Oil is at risk of losing its influence. Not in the context of its importance as a commodity, but in its ability to affect investor sentiment. In the past, in the trek towards $60 per barrel, any big increase in price on any given day usually affected the stock market negatively. With second quarter earnings season upon us, it now seems clear that the market isn’t inclined to attribute as much importance to this commodity’s price rise.
The fact is, there is very little any of us can do about it. The price of oil is a cost of doing business. It’s a cost in going to the grocery store, and it’s a cost in manufacturing car parts. The price is around $60 a barrel and that’s that. The stock market is now accepting this reality and moving on.
Consequently, investor sentiment is somewhat improving, and, although it’s early, second quarter earnings have so far been pretty darned good. In the large-cap sector of the market, Oracle came out and surprised the Street with its robust numbers, showing us that it is effectively handling its PeopleSoft acquisition. All sorts of smaller companies have also reported surprisingly strong numbers, with many beating consensus analyst estimates.

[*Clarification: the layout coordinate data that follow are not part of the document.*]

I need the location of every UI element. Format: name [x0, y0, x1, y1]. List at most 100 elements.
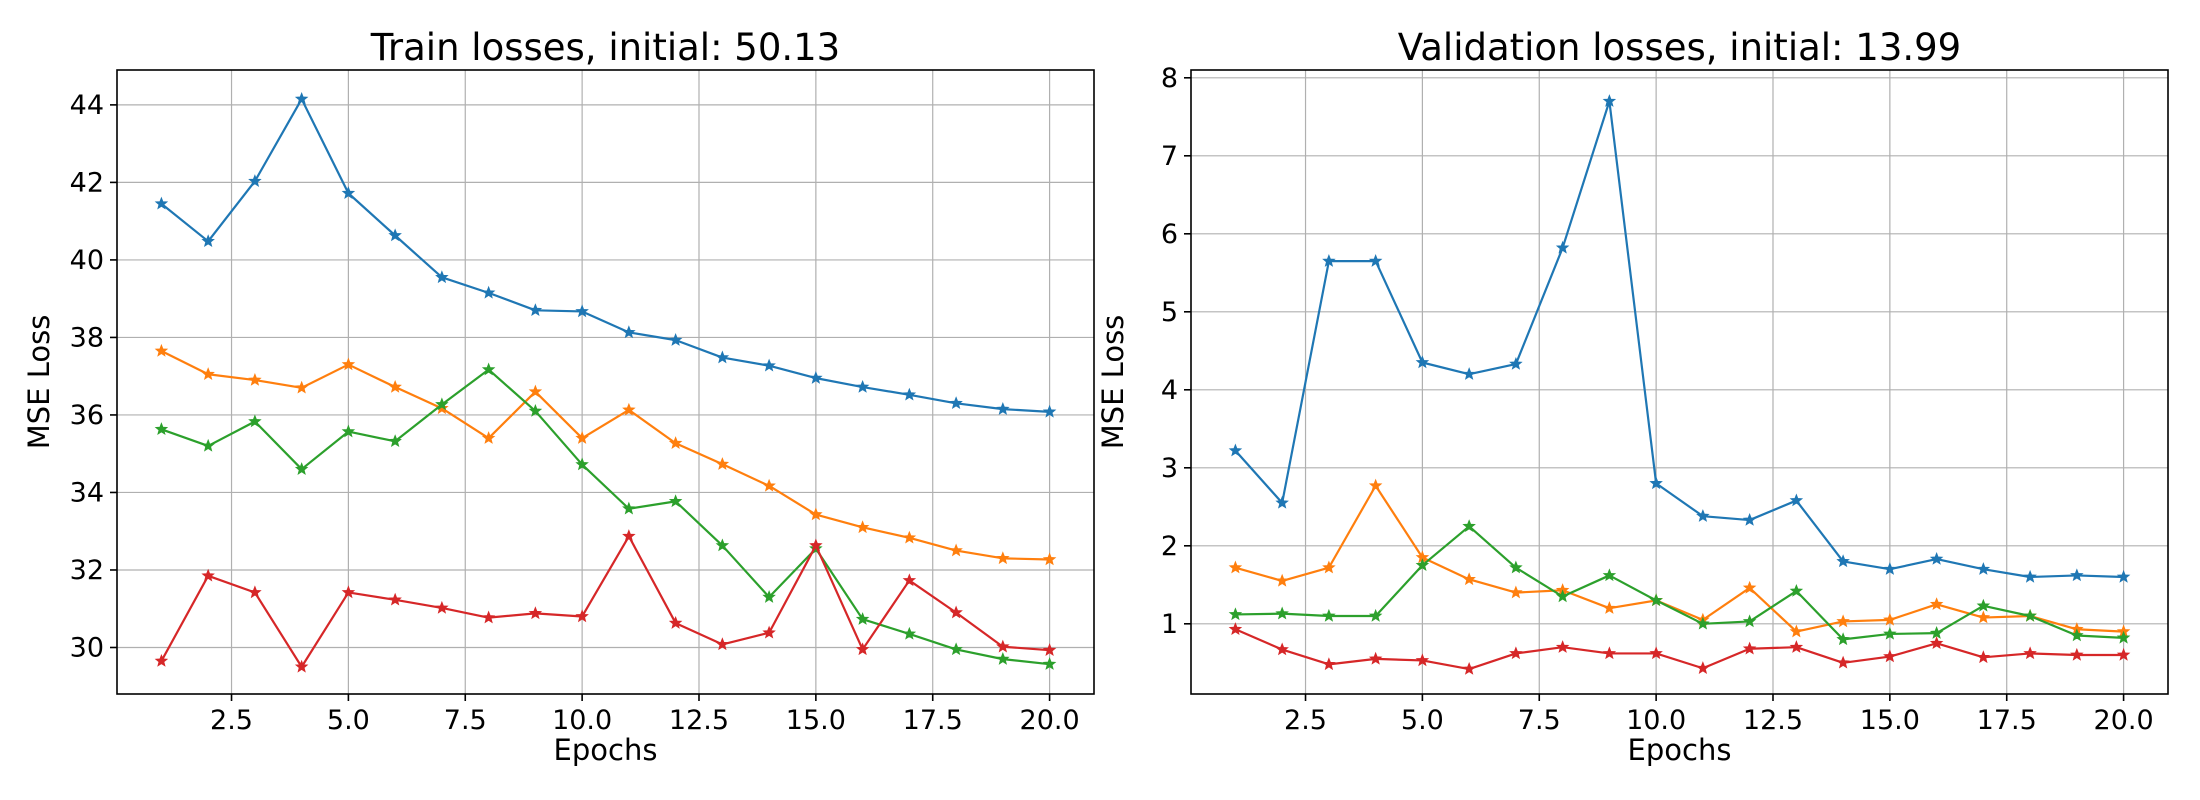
data-point-star [949, 543, 963, 557]
x-axis-label: Epochs [1628, 733, 1732, 767]
data-point-star [435, 397, 449, 411]
data-point-star [1322, 560, 1336, 574]
x-tick-label: 20.0 [2094, 705, 2154, 736]
data-point-star [388, 434, 402, 448]
data-point-star [1929, 636, 1944, 650]
data-point-star [1555, 240, 1570, 254]
data-point-star [949, 605, 963, 619]
data-point-star [201, 367, 215, 380]
y-tick-label: 5 [1161, 297, 1178, 328]
y-tick-label: 1 [1161, 609, 1178, 640]
data-point-star [1228, 560, 1243, 574]
data-point-star [715, 538, 730, 552]
data-point-star [341, 186, 356, 199]
x-tick-label: 7.5 [444, 705, 487, 736]
data-point-star [622, 325, 636, 339]
data-point-star [1275, 495, 1289, 509]
data-point-star [201, 234, 215, 248]
data-point-star [2070, 628, 2084, 642]
validation-losses-panel: Validation losses, initial: 13.99 Epochs… [1096, 26, 2169, 767]
data-point-star [481, 431, 496, 444]
data-point-star [435, 270, 449, 284]
x-tick-label: 12.5 [669, 705, 729, 736]
data-point-star [668, 615, 683, 629]
data-point-star [715, 457, 730, 470]
y-tick-label: 8 [1161, 63, 1178, 94]
data-point-star [1883, 612, 1897, 626]
data-point-star [1976, 598, 1991, 612]
x-tick-label: 5.0 [327, 705, 370, 736]
data-point-star [1042, 643, 1057, 656]
data-point-star [949, 642, 963, 656]
y-tick-label: 40 [70, 245, 104, 276]
data-point-star [762, 590, 776, 603]
data-point-star [294, 91, 309, 105]
data-point-star [1976, 650, 1991, 664]
data-point-star [809, 538, 823, 552]
data-point-star [528, 606, 543, 620]
series-line [1235, 525, 2124, 641]
data-point-star [762, 625, 776, 639]
train-losses-panel: Train losses, initial: 50.13 Epochs MSE … [22, 26, 1095, 767]
data-point-star [1228, 607, 1243, 621]
x-tick-label: 17.5 [1977, 705, 2037, 736]
data-point-star [481, 362, 496, 376]
data-point-star [1042, 552, 1057, 566]
data-point-star [1275, 642, 1289, 656]
data-point-star [1649, 476, 1663, 490]
data-point-star [1883, 649, 1897, 663]
y-tick-label: 32 [70, 555, 104, 586]
y-tick-label: 44 [70, 90, 104, 121]
grid [117, 70, 1094, 694]
data-point-star [996, 402, 1010, 415]
data-point-star [1742, 512, 1757, 526]
data-point-star [715, 637, 730, 651]
data-point-star [855, 612, 870, 625]
data-point-star [435, 600, 449, 614]
data-point-star [1789, 493, 1804, 507]
data-point-star [1462, 572, 1476, 586]
data-point-star [388, 379, 402, 393]
data-point-star [996, 551, 1010, 565]
x-tick-label: 10.0 [552, 705, 612, 736]
series-line [160, 535, 1050, 668]
data-point-star [1509, 356, 1523, 370]
data-point-star [294, 380, 309, 394]
data-point-star [154, 196, 169, 210]
data-point-star [1696, 509, 1710, 522]
plot-frame [116, 69, 1095, 695]
series-line [1235, 484, 2124, 633]
data-point-star [1602, 94, 1617, 107]
data-point-star [1742, 580, 1757, 594]
x-tick-label: 17.5 [903, 705, 963, 736]
data-point-star [1228, 622, 1243, 635]
data-point-star [809, 507, 823, 521]
series-3 [154, 362, 1057, 670]
data-point-star [668, 494, 683, 508]
data-point-star [1275, 606, 1289, 620]
series-2 [154, 343, 1057, 566]
data-point-star [2023, 646, 2037, 660]
plot-frame [1190, 69, 2169, 695]
data-point-star [528, 303, 543, 317]
data-point-star [996, 652, 1010, 665]
data-point-star [1322, 608, 1336, 622]
y-tick-label: 38 [70, 322, 104, 353]
data-point-star [1789, 640, 1804, 653]
data-point-star [1929, 626, 1944, 639]
data-point-star [481, 610, 496, 624]
data-point-star [1555, 589, 1570, 603]
y-tick-label: 34 [70, 477, 104, 508]
data-point-star [154, 422, 169, 436]
data-point-star [715, 350, 730, 364]
data-point-star [622, 402, 636, 416]
data-point-star [1415, 558, 1430, 572]
data-point-star [154, 343, 169, 357]
y-axis-label: MSE Loss [1096, 315, 1130, 450]
data-point-star [341, 585, 356, 599]
data-point-star [388, 592, 402, 606]
data-point-star [1836, 614, 1850, 628]
data-point-star [902, 626, 917, 640]
data-point-star [1836, 655, 1850, 669]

Perhaps we are seeing some light at the end of the tunnel. Perhaps the world isn’t ending at all (excluding Steven Spielberg). Perhaps I’ve been too bearish. In any case, it’s great to see companies reporting some solid numbers.
Previously, I wrote in this column about how a sea of change is coming in the equity market. I still can’t escape this view. I’m starting to think the outlook for technology is improving and that 2006, in particular, could be a great year for the market sector. Oil is going to continue affecting the economy, and energy stocks will continue to do well, but if you ask me where I’d put some money in this market right now, I’d definitely overweight technology.